If that was the case, Dan might have sought Archie's assistance with a distress call in the storm, and when Archie had towed him into a sheltered spot along Protection Point, come aboard, offering his gratitude, maybe even going so far as to propose amends. Then he could have clubbed him to death on the deck of the
Inlet Dancer
, thus producing the blood Cole had found on the
Dancer
's deck.

And then what? Cut the rope? Why? Why not just untie it? Cole couldn't square that circle.

Cole tried to imagine Archie inviting Dan Campbell onto the
Inlet Dancer
. Would he have been suspicious? Likely not. Archie Ravenwing could be a pompous prick, but he was generous and open hearted. He wouldn't have suspected Dan of murderous intent. Not unless something had transpired between the two in the last few days, and even then, Archie wouldn't have left a man to face his fate at sea.

Cole watched as the peaks of the Coast Range hove into view. A spectacular jagged pair of mountains rose above the fjord. All of this beauty, thought Cole, all of this majesty. Archie had spent his life on these waters, marvelling at these mountains, and his eyes would never again see their grace.
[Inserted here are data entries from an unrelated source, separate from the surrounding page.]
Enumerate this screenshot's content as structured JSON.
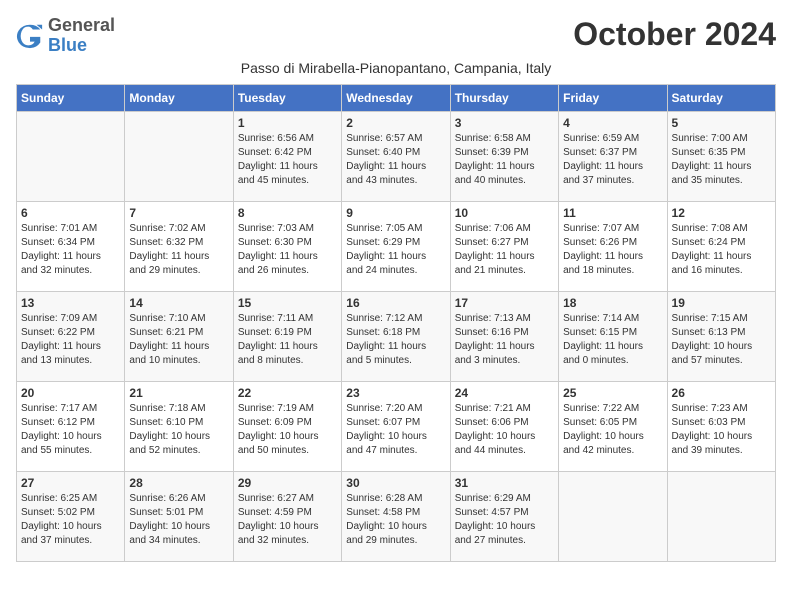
{
  "header": {
    "logo_general": "General",
    "logo_blue": "Blue",
    "month_title": "October 2024",
    "subtitle": "Passo di Mirabella-Pianopantano, Campania, Italy"
  },
  "weekdays": [
    "Sunday",
    "Monday",
    "Tuesday",
    "Wednesday",
    "Thursday",
    "Friday",
    "Saturday"
  ],
  "weeks": [
    [
      {
        "day": "",
        "info": ""
      },
      {
        "day": "",
        "info": ""
      },
      {
        "day": "1",
        "info": "Sunrise: 6:56 AM\nSunset: 6:42 PM\nDaylight: 11 hours\nand 45 minutes."
      },
      {
        "day": "2",
        "info": "Sunrise: 6:57 AM\nSunset: 6:40 PM\nDaylight: 11 hours\nand 43 minutes."
      },
      {
        "day": "3",
        "info": "Sunrise: 6:58 AM\nSunset: 6:39 PM\nDaylight: 11 hours\nand 40 minutes."
      },
      {
        "day": "4",
        "info": "Sunrise: 6:59 AM\nSunset: 6:37 PM\nDaylight: 11 hours\nand 37 minutes."
      },
      {
        "day": "5",
        "info": "Sunrise: 7:00 AM\nSunset: 6:35 PM\nDaylight: 11 hours\nand 35 minutes."
      }
    ],
    [
      {
        "day": "6",
        "info": "Sunrise: 7:01 AM\nSunset: 6:34 PM\nDaylight: 11 hours\nand 32 minutes."
      },
      {
        "day": "7",
        "info": "Sunrise: 7:02 AM\nSunset: 6:32 PM\nDaylight: 11 hours\nand 29 minutes."
      },
      {
        "day": "8",
        "info": "Sunrise: 7:03 AM\nSunset: 6:30 PM\nDaylight: 11 hours\nand 26 minutes."
      },
      {
        "day": "9",
        "info": "Sunrise: 7:05 AM\nSunset: 6:29 PM\nDaylight: 11 hours\nand 24 minutes."
      },
      {
        "day": "10",
        "info": "Sunrise: 7:06 AM\nSunset: 6:27 PM\nDaylight: 11 hours\nand 21 minutes."
      },
      {
        "day": "11",
        "info": "Sunrise: 7:07 AM\nSunset: 6:26 PM\nDaylight: 11 hours\nand 18 minutes."
      },
      {
        "day": "12",
        "info": "Sunrise: 7:08 AM\nSunset: 6:24 PM\nDaylight: 11 hours\nand 16 minutes."
      }
    ],
    [
      {
        "day": "13",
        "info": "Sunrise: 7:09 AM\nSunset: 6:22 PM\nDaylight: 11 hours\nand 13 minutes."
      },
      {
        "day": "14",
        "info": "Sunrise: 7:10 AM\nSunset: 6:21 PM\nDaylight: 11 hours\nand 10 minutes."
      },
      {
        "day": "15",
        "info": "Sunrise: 7:11 AM\nSunset: 6:19 PM\nDaylight: 11 hours\nand 8 minutes."
      },
      {
        "day": "16",
        "info": "Sunrise: 7:12 AM\nSunset: 6:18 PM\nDaylight: 11 hours\nand 5 minutes."
      },
      {
        "day": "17",
        "info": "Sunrise: 7:13 AM\nSunset: 6:16 PM\nDaylight: 11 hours\nand 3 minutes."
      },
      {
        "day": "18",
        "info": "Sunrise: 7:14 AM\nSunset: 6:15 PM\nDaylight: 11 hours\nand 0 minutes."
      },
      {
        "day": "19",
        "info": "Sunrise: 7:15 AM\nSunset: 6:13 PM\nDaylight: 10 hours\nand 57 minutes."
      }
    ],
    [
      {
        "day": "20",
        "info": "Sunrise: 7:17 AM\nSunset: 6:12 PM\nDaylight: 10 hours\nand 55 minutes."
      },
      {
        "day": "21",
        "info": "Sunrise: 7:18 AM\nSunset: 6:10 PM\nDaylight: 10 hours\nand 52 minutes."
      },
      {
        "day": "22",
        "info": "Sunrise: 7:19 AM\nSunset: 6:09 PM\nDaylight: 10 hours\nand 50 minutes."
      },
      {
        "day": "23",
        "info": "Sunrise: 7:20 AM\nSunset: 6:07 PM\nDaylight: 10 hours\nand 47 minutes."
      },
      {
        "day": "24",
        "info": "Sunrise: 7:21 AM\nSunset: 6:06 PM\nDaylight: 10 hours\nand 44 minutes."
      },
      {
        "day": "25",
        "info": "Sunrise: 7:22 AM\nSunset: 6:05 PM\nDaylight: 10 hours\nand 42 minutes."
      },
      {
        "day": "26",
        "info": "Sunrise: 7:23 AM\nSunset: 6:03 PM\nDaylight: 10 hours\nand 39 minutes."
      }
    ],
    [
      {
        "day": "27",
        "info": "Sunrise: 6:25 AM\nSunset: 5:02 PM\nDaylight: 10 hours\nand 37 minutes."
      },
      {
        "day": "28",
        "info": "Sunrise: 6:26 AM\nSunset: 5:01 PM\nDaylight: 10 hours\nand 34 minutes."
      },
      {
        "day": "29",
        "info": "Sunrise: 6:27 AM\nSunset: 4:59 PM\nDaylight: 10 hours\nand 32 minutes."
      },
      {
        "day": "30",
        "info": "Sunrise: 6:28 AM\nSunset: 4:58 PM\nDaylight: 10 hours\nand 29 minutes."
      },
      {
        "day": "31",
        "info": "Sunrise: 6:29 AM\nSunset: 4:57 PM\nDaylight: 10 hours\nand 27 minutes."
      },
      {
        "day": "",
        "info": ""
      },
      {
        "day": "",
        "info": ""
      }
    ]
  ]
}
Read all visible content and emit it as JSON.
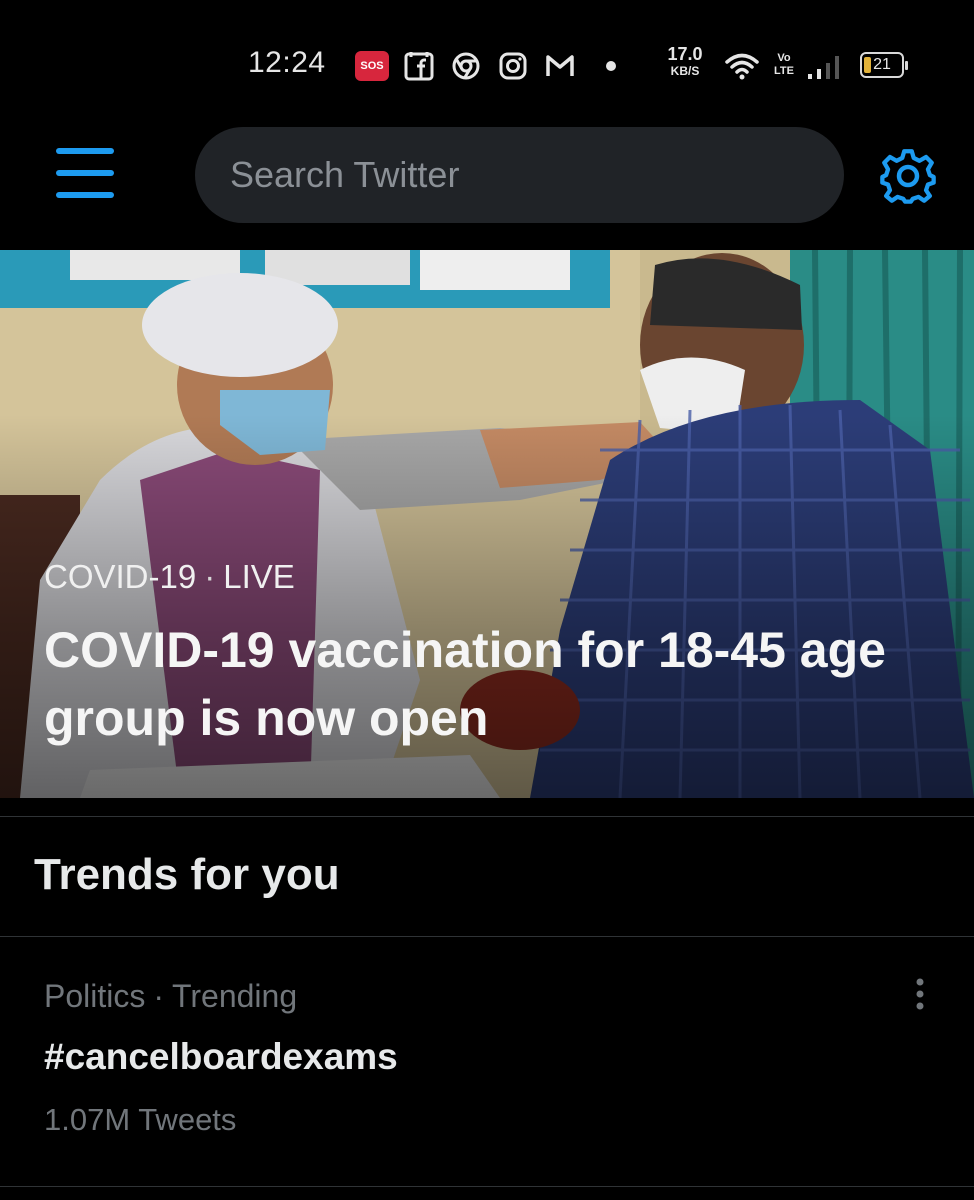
{
  "status_bar": {
    "time": "12:24",
    "sos": "SOS",
    "net_speed_value": "17.0",
    "net_speed_unit": "KB/S",
    "volte_top": "Vo",
    "volte_bottom": "LTE",
    "battery": "21",
    "icons": [
      "sos-icon",
      "facebook-icon",
      "chrome-icon",
      "instagram-icon",
      "gmail-icon",
      "dot-icon",
      "wifi-icon",
      "volte-icon",
      "signal-icon",
      "battery-icon"
    ]
  },
  "header": {
    "search_placeholder": "Search Twitter",
    "menu_icon": "hamburger-menu-icon",
    "settings_icon": "gear-icon",
    "accent_color": "#1d9bf0"
  },
  "hero": {
    "category": "COVID-19",
    "separator": "·",
    "live_label": "LIVE",
    "title": "COVID-19 vaccination for 18-45 age group is now open"
  },
  "trends": {
    "heading": "Trends for you",
    "items": [
      {
        "category": "Politics",
        "separator": "·",
        "status": "Trending",
        "name": "#cancelboardexams",
        "count": "1.07M Tweets"
      }
    ]
  }
}
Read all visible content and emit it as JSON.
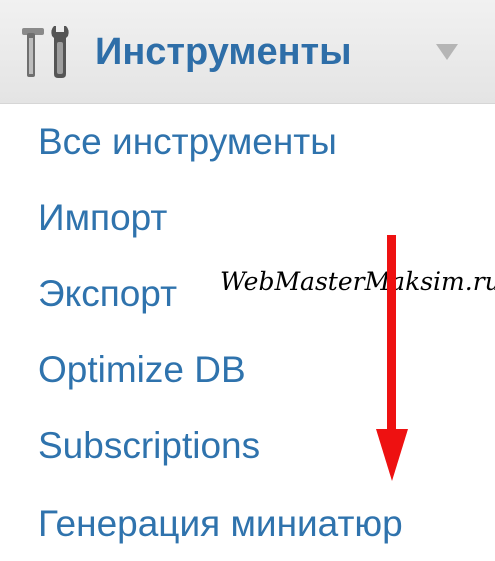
{
  "menu": {
    "title": "Инструменты",
    "icon": "tools-icon",
    "items": [
      {
        "label": "Все инструменты"
      },
      {
        "label": "Импорт"
      },
      {
        "label": "Экспорт"
      },
      {
        "label": "Optimize DB"
      },
      {
        "label": "Subscriptions"
      },
      {
        "label": "Генерация миниатюр"
      }
    ]
  },
  "watermark": {
    "text": "WebMasterMaksim.ru"
  },
  "colors": {
    "link": "#2f73ad",
    "title": "#2e6ea8",
    "header_bg": "#e9e9e9",
    "arrow": "#ee1111"
  }
}
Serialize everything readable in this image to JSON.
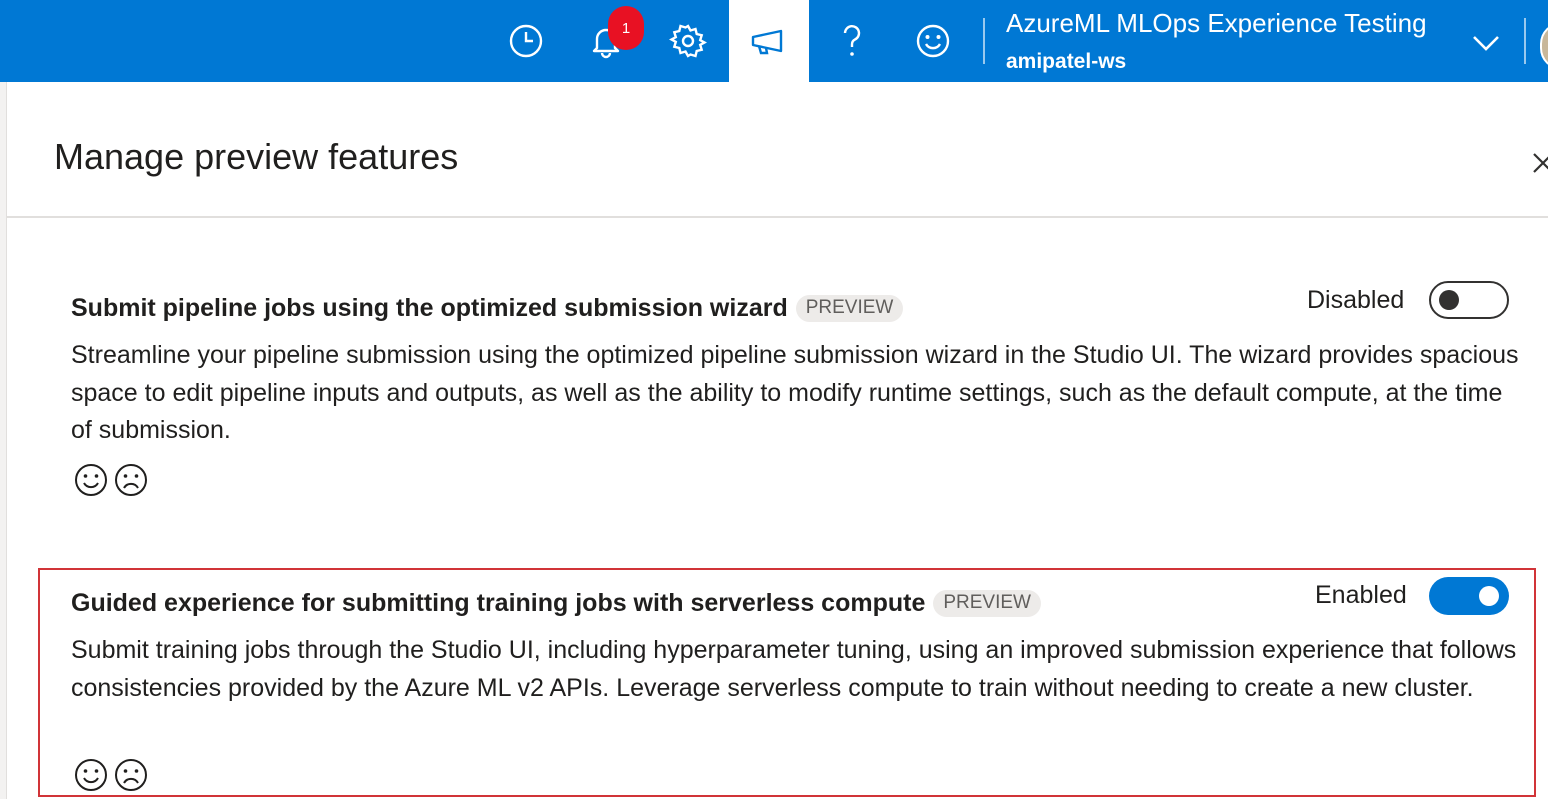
{
  "header": {
    "icons": [
      "clock-icon",
      "bell-icon",
      "gear-icon",
      "megaphone-icon",
      "help-icon",
      "smiley-icon"
    ],
    "notification_count": "1",
    "workspace_title": "AzureML MLOps Experience Testing",
    "workspace_name": "amipatel-ws",
    "colors": {
      "bar": "#0078d4",
      "badge": "#e81123"
    }
  },
  "panel": {
    "title": "Manage preview features",
    "features": [
      {
        "title": "Submit pipeline jobs using the optimized submission wizard",
        "tag": "PREVIEW",
        "description": "Streamline your pipeline submission using the optimized pipeline submission wizard in the Studio UI. The wizard provides spacious space to edit pipeline inputs and outputs, as well as the ability to modify runtime settings, such as the default compute, at the time of submission.",
        "status": "Disabled",
        "enabled": false
      },
      {
        "title": "Guided experience for submitting training jobs with serverless compute",
        "tag": "PREVIEW",
        "description": "Submit training jobs through the Studio UI, including hyperparameter tuning, using an improved submission experience that follows consistencies provided by the Azure ML v2 APIs. Leverage serverless compute to train without needing to create a new cluster.",
        "status": "Enabled",
        "enabled": true
      }
    ]
  }
}
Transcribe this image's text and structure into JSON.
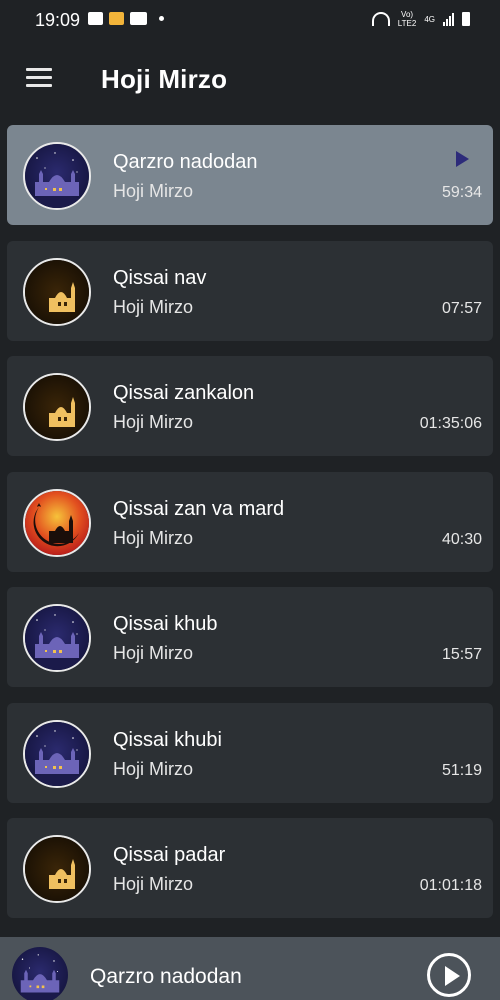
{
  "status_bar": {
    "time": "19:09",
    "network_label_1": "Vo)",
    "network_label_2": "LTE2",
    "network_type": "4G"
  },
  "header": {
    "title": "Hoji Mirzo"
  },
  "tracks": [
    {
      "title": "Qarzro nadodan",
      "artist": "Hoji Mirzo",
      "duration": "59:34",
      "thumb": "night-mosque",
      "active": true
    },
    {
      "title": "Qissai nav",
      "artist": "Hoji Mirzo",
      "duration": "07:57",
      "thumb": "golden-crescent-mosque",
      "active": false
    },
    {
      "title": "Qissai zankalon",
      "artist": "Hoji Mirzo",
      "duration": "01:35:06",
      "thumb": "golden-crescent-mosque",
      "active": false
    },
    {
      "title": "Qissai zan va mard",
      "artist": "Hoji Mirzo",
      "duration": "40:30",
      "thumb": "red-crescent-mosque",
      "active": false
    },
    {
      "title": "Qissai khub",
      "artist": "Hoji Mirzo",
      "duration": "15:57",
      "thumb": "night-mosque",
      "active": false
    },
    {
      "title": "Qissai khubi",
      "artist": "Hoji Mirzo",
      "duration": "51:19",
      "thumb": "night-mosque",
      "active": false
    },
    {
      "title": "Qissai padar",
      "artist": "Hoji Mirzo",
      "duration": "01:01:18",
      "thumb": "golden-crescent-mosque",
      "active": false
    }
  ],
  "mini_player": {
    "title": "Qarzro nadodan",
    "thumb": "night-mosque"
  },
  "colors": {
    "background": "#1f2225",
    "card": "#2c3034",
    "card_active": "#7b8690",
    "mini_player": "#4c535a",
    "playing_indicator": "#2d2b7a"
  }
}
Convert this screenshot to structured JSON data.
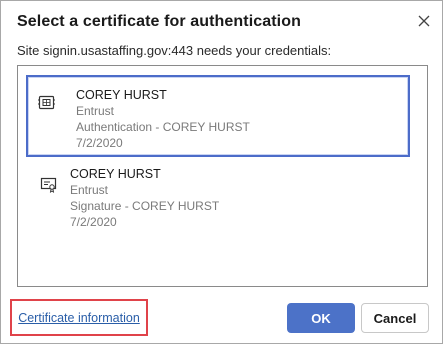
{
  "dialog": {
    "title": "Select a certificate for authentication",
    "subtitle": "Site signin.usastaffing.gov:443 needs your credentials:"
  },
  "certificates": [
    {
      "name": "COREY HURST",
      "issuer": "Entrust",
      "purpose": "Authentication - COREY HURST",
      "date": "7/2/2020",
      "icon": "chip-card-icon",
      "selected": true
    },
    {
      "name": "COREY HURST",
      "issuer": "Entrust",
      "purpose": "Signature - COREY HURST",
      "date": "7/2/2020",
      "icon": "certificate-icon",
      "selected": false
    }
  ],
  "footer": {
    "link_label": "Certificate information",
    "ok_label": "OK",
    "cancel_label": "Cancel"
  },
  "colors": {
    "accent": "#4c72c8",
    "selection_border": "#4c6cc9",
    "highlight_red": "#e0434a",
    "link": "#2a5ea8"
  }
}
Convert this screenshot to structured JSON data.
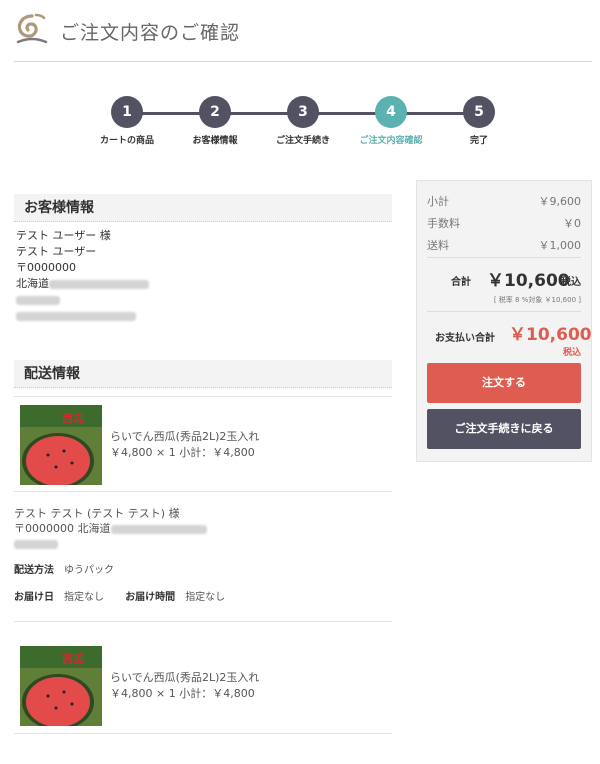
{
  "header": {
    "title": "ご注文内容のご確認"
  },
  "flow": {
    "steps": [
      {
        "num": "1",
        "label": "カートの商品"
      },
      {
        "num": "2",
        "label": "お客様情報"
      },
      {
        "num": "3",
        "label": "ご注文手続き"
      },
      {
        "num": "4",
        "label": "ご注文内容確認"
      },
      {
        "num": "5",
        "label": "完了"
      }
    ],
    "active_step": "4"
  },
  "customer": {
    "heading": "お客様情報",
    "name_kanji": "テスト ユーザー 様",
    "name_kana": "テスト ユーザー",
    "postal": "〒0000000",
    "prefecture": "北海道"
  },
  "shipping": {
    "heading": "配送情報",
    "items": [
      {
        "name": "らいでん西瓜(秀品2L)2玉入れ",
        "price_line": "￥4,800 × 1  小計：￥4,800"
      },
      {
        "name": "らいでん西瓜(秀品2L)2玉入れ",
        "price_line": "￥4,800 × 1  小計：￥4,800"
      }
    ],
    "recipient": "テスト テスト (テスト テスト) 様",
    "address": "〒0000000 北海道",
    "method_label": "配送方法",
    "method_value": "ゆうパック",
    "date_label": "お届け日",
    "date_value": "指定なし",
    "time_label": "お届け時間",
    "time_value": "指定なし"
  },
  "summary": {
    "subtotal_label": "小計",
    "subtotal_value": "￥9,600",
    "fee_label": "手数料",
    "fee_value": "￥0",
    "shipping_label": "送料",
    "shipping_value": "￥1,000",
    "total_label": "合計",
    "total_value": "￥10,600",
    "total_suffix": "税込",
    "tax_note": "[ 税率 8 %対象 ￥10,600 ]",
    "pay_label": "お支払い合計",
    "pay_value": "￥10,600",
    "pay_suffix": "税込",
    "order_button": "注文する",
    "back_button": "ご注文手続きに戻る"
  },
  "colors": {
    "dark": "#525263",
    "accent": "#5cb1b1",
    "order": "#de5d50"
  },
  "icons": {
    "logo": "swirl-logo-icon",
    "product": "watermelon-image"
  }
}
Cole looked at Darren piloting the boat, playing the wheel lightly in his knotted hands. Maybe Darren would take over where Archie left off, fishing these waters and plying his trade as a guide to tourists.

Traffic was light on the water this morning. The
Rising Moon
had passed only half a dozen other boats, none of which Cole had really noticed. They passed another — a powerboat bearing out of the channel at high speed — as they prepared to make the turn. Darren First Moon watched it race past. Cole saw him look at his watch, and then look up again.